Ariel Sharon has been prime minister since Barak was unceremoniously run out of office by Israeli voters in 2001. Sharon is the only Israeli prime minister in the past two decades to win re-election, because he is the only one to have stopped the wholesale surrender to our avowed enemies.
In three years, Sharon has succeeded in rolling back Palestinian, American, and even Israeli expectations about what shape a future Middle East might take. It has come to the point where President Bush is even willing to consider making a statement acknowledging that the “final boundaries” might not resemble the old “Green Line” armistice lines.
But Sharon must now deal with the next Ehud — a monster largely of Sharon’s own making: Ehud Olmert. Olmert has never been much of a hawk on diplomatic matters, and in the last six months has become the Likud’s leading leftist. He is proving what a lot of people on the right have been saying for years — — that the Likud is a centrist rather than a right-wing party.
Olmert is the man who conceived of this season’s hot political topic, the “Unilateral Pullout” plan that would have Israel withdrawing under fire from the Gaza Strip for nothing in return from the Palestinians, much like it did from Lebanon under the first Ehud. The pullout from Lebanon provided an example of what the Palestinians could hope to achieve by rejecting negotiations and resorting to terrorism, and the withdrawal from Gaza under similar circumstances will reinforce that example.
Yet Olmert has been able to convince Sharon that his plan is the way to go — despite Sharon’s vehement opposition to other, similar, plans, such as Oslo and the Lebanon pullout.
Olmert recently has made two statements that should give every Israeli patriot reason to be nervous.
First, he explained that, in his estimation, Israel’s unilateral withdrawal from Gaza and four Samarian communities would not end terrorism. I find it quite impossible to follow the logic behind the plan if that is the case. It should be the sole aim of any diplomatic or security plan to end the terrorist war against Israel in as decisively victorious a fashion as possible. Yet the best this government can offer, based on Olmert’s driving force, is a plan that will deprive Israel of land and destroy a number of its communities, while not achieving anything in return.
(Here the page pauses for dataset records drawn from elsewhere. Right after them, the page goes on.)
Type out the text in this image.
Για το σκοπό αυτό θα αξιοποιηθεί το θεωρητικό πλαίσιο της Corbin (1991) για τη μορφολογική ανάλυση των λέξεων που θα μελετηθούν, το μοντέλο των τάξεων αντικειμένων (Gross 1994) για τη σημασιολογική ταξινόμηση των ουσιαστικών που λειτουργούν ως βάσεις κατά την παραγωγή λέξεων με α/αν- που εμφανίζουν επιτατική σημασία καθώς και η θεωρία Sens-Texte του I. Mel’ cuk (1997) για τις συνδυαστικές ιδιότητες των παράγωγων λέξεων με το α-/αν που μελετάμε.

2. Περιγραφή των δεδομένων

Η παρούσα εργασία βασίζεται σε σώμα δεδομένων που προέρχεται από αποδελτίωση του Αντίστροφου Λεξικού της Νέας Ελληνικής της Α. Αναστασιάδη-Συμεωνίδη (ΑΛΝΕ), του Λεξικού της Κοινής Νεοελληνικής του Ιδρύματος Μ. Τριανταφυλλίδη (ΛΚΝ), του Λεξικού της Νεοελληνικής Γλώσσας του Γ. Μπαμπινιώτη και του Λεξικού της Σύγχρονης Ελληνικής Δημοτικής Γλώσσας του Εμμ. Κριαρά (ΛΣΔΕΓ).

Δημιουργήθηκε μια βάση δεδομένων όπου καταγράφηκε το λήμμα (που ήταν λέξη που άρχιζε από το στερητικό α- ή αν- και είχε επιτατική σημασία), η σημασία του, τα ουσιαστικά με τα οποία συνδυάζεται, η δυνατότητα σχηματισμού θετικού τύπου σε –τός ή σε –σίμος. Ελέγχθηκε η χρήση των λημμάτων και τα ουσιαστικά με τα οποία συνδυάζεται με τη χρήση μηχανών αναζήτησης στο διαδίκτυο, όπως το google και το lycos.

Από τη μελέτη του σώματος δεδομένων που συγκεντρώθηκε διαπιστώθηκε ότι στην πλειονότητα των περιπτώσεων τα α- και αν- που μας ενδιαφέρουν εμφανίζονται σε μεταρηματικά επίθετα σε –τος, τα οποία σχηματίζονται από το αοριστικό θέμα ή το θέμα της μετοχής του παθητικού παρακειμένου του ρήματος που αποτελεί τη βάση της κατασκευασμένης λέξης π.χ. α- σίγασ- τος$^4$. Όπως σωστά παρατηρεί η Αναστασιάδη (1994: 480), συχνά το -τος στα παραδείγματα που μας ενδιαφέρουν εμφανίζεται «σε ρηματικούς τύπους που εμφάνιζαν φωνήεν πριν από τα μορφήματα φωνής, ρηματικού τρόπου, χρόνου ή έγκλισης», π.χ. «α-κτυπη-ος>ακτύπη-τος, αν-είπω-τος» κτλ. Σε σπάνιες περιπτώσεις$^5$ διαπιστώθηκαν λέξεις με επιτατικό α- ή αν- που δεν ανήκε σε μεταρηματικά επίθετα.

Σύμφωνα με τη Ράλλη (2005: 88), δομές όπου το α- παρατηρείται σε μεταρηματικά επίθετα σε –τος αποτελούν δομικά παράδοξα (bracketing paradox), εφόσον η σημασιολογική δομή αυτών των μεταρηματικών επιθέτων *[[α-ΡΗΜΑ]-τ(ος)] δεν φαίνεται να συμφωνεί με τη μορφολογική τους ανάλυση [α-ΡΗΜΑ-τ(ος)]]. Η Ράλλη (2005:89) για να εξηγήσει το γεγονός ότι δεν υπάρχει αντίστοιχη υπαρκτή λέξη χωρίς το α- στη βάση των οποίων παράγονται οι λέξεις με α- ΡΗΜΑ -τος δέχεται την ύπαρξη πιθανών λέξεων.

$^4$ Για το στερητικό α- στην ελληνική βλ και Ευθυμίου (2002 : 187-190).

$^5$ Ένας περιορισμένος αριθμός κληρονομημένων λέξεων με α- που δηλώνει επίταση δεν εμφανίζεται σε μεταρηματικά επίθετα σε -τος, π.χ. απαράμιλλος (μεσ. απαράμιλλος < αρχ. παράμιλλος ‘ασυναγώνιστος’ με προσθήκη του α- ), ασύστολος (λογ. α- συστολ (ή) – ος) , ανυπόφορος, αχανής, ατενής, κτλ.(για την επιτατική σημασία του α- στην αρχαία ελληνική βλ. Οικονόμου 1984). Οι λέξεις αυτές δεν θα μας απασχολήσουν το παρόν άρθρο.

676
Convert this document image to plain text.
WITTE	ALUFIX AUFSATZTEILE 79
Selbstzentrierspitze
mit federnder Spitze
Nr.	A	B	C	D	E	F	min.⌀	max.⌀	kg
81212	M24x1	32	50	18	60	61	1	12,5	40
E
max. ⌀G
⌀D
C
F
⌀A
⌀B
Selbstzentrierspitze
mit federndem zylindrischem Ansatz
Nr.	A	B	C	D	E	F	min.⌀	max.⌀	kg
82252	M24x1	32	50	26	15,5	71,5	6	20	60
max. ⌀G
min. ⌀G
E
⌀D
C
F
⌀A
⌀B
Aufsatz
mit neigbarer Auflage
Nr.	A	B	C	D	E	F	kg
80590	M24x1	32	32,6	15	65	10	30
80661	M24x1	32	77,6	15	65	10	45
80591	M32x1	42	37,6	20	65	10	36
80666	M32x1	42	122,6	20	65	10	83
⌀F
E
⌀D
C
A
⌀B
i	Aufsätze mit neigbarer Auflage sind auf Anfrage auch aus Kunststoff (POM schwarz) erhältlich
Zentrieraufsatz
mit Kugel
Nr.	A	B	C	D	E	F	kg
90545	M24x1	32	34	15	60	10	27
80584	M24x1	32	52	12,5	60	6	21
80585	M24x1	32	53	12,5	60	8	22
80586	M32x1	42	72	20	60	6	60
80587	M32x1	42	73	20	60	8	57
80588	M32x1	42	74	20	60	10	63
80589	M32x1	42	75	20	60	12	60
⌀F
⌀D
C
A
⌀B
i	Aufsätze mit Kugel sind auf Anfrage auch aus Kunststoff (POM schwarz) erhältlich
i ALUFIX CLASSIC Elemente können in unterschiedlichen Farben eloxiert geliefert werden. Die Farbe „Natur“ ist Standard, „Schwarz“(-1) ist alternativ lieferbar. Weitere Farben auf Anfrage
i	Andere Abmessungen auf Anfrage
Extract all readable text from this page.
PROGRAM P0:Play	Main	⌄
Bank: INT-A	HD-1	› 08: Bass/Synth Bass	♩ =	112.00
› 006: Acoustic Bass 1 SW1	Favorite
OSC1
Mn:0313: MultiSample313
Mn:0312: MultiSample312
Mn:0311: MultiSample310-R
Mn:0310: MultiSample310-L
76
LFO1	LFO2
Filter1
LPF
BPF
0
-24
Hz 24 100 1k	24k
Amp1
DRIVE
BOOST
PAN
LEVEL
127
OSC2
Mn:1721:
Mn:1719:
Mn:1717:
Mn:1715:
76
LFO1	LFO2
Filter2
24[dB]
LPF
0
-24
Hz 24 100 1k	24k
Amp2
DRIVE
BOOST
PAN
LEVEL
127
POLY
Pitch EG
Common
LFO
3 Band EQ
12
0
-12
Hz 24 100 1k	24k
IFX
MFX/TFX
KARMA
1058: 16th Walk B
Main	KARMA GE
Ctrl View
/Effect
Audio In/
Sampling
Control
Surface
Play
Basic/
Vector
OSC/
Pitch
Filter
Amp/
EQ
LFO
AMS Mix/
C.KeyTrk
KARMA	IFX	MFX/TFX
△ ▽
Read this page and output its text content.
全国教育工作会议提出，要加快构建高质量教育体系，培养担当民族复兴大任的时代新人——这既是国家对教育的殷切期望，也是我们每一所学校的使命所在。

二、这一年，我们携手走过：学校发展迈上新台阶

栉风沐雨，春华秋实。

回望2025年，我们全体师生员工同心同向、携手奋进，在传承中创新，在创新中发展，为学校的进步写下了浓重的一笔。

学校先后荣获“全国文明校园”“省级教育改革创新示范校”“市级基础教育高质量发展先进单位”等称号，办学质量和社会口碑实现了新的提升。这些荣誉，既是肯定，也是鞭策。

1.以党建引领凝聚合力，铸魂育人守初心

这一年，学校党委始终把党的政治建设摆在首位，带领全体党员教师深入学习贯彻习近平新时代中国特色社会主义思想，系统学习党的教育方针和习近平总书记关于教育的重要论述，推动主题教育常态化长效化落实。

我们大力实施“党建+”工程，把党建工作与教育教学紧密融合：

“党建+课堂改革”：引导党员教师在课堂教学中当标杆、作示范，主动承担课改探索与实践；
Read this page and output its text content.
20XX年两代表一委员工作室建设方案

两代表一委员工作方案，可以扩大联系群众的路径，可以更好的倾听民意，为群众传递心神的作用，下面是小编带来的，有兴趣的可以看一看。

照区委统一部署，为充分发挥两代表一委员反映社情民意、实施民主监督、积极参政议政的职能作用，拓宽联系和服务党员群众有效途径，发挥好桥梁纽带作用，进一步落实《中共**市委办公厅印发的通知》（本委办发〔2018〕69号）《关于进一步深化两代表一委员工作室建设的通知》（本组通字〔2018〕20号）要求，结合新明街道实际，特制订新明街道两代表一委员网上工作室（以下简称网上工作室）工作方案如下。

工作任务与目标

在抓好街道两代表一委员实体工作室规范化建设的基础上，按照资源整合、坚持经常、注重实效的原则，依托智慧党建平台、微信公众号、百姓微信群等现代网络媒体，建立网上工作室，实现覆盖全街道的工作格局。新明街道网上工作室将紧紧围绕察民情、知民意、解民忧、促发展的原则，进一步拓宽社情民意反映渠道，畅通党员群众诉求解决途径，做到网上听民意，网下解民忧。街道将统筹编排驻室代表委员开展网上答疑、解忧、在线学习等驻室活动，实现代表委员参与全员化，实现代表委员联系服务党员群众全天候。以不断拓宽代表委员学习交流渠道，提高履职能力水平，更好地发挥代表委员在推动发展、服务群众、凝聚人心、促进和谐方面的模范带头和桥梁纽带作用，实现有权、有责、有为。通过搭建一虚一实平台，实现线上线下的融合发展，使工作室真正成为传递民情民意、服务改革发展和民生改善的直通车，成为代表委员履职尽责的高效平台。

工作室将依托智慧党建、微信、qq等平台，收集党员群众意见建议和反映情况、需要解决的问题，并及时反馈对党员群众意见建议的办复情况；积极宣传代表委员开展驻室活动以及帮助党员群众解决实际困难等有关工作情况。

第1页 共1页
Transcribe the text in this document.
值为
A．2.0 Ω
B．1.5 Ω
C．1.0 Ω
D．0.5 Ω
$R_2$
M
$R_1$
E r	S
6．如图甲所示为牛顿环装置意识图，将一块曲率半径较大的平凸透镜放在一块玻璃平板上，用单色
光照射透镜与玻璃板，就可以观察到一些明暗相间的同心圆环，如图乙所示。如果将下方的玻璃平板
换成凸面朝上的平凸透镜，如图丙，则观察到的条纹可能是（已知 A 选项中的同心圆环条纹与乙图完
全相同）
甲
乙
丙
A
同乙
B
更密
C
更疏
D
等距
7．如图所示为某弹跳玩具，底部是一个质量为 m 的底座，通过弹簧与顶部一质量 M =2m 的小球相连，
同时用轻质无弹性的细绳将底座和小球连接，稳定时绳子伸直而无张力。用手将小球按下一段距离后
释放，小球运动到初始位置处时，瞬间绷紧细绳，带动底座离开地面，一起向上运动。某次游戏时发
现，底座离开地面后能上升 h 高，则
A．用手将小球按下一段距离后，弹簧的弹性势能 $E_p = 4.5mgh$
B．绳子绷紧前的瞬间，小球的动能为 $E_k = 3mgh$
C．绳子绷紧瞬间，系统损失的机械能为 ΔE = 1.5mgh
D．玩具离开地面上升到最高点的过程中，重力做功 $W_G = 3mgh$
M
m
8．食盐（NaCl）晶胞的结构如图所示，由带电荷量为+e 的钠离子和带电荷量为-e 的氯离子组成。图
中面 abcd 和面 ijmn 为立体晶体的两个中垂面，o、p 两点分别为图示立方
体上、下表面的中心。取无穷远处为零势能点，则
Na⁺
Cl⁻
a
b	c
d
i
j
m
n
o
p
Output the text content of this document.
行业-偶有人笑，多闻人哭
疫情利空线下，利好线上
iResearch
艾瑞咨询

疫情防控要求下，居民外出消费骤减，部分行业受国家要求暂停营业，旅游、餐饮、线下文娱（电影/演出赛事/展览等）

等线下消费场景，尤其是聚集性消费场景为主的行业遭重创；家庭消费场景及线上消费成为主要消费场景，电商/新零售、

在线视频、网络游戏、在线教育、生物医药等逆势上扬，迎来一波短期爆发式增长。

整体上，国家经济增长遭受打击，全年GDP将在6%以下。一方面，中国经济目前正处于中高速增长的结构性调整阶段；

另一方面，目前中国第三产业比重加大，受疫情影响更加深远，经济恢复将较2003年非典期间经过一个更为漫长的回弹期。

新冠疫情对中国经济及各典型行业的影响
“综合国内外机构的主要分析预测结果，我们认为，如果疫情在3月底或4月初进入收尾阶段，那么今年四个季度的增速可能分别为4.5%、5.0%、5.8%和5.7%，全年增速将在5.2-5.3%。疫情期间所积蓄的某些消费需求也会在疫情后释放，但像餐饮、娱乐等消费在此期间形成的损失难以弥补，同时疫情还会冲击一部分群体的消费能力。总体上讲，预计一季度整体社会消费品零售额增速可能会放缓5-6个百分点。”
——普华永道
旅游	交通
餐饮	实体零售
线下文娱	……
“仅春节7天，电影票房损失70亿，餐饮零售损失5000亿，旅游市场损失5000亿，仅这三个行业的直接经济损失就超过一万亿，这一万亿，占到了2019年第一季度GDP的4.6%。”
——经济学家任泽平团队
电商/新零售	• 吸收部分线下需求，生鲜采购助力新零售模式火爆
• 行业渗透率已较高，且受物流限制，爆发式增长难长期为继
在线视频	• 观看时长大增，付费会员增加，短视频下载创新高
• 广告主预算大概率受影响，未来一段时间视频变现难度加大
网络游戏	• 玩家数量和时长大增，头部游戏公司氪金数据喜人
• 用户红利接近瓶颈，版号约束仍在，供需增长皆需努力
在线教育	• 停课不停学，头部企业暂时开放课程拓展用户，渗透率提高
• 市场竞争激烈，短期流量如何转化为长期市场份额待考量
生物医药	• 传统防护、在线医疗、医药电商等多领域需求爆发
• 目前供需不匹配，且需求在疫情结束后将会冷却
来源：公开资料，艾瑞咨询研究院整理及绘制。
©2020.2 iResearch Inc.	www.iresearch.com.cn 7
Olmert’s second statement was that Israel should withdraw anyway, since there are 7,500 Israeli residents in Gaza, living in the midst of over one million Palestinians. This is not the first time we have heard such statements from Israel’s purported leaders. The only difference this time is that the purveyor of the statement was not a member of a left-wing party.
If we follow Olmert’s statements to their logical conclusion, then Jews have no right living anywhere in the State of Israel. After all, the Arabs have been complaining all along that we are a mere five million people living in the midst of 100 million Arabs, and that Israel should be a part of their hegemony. Why is Gaza different from the rest of Israel?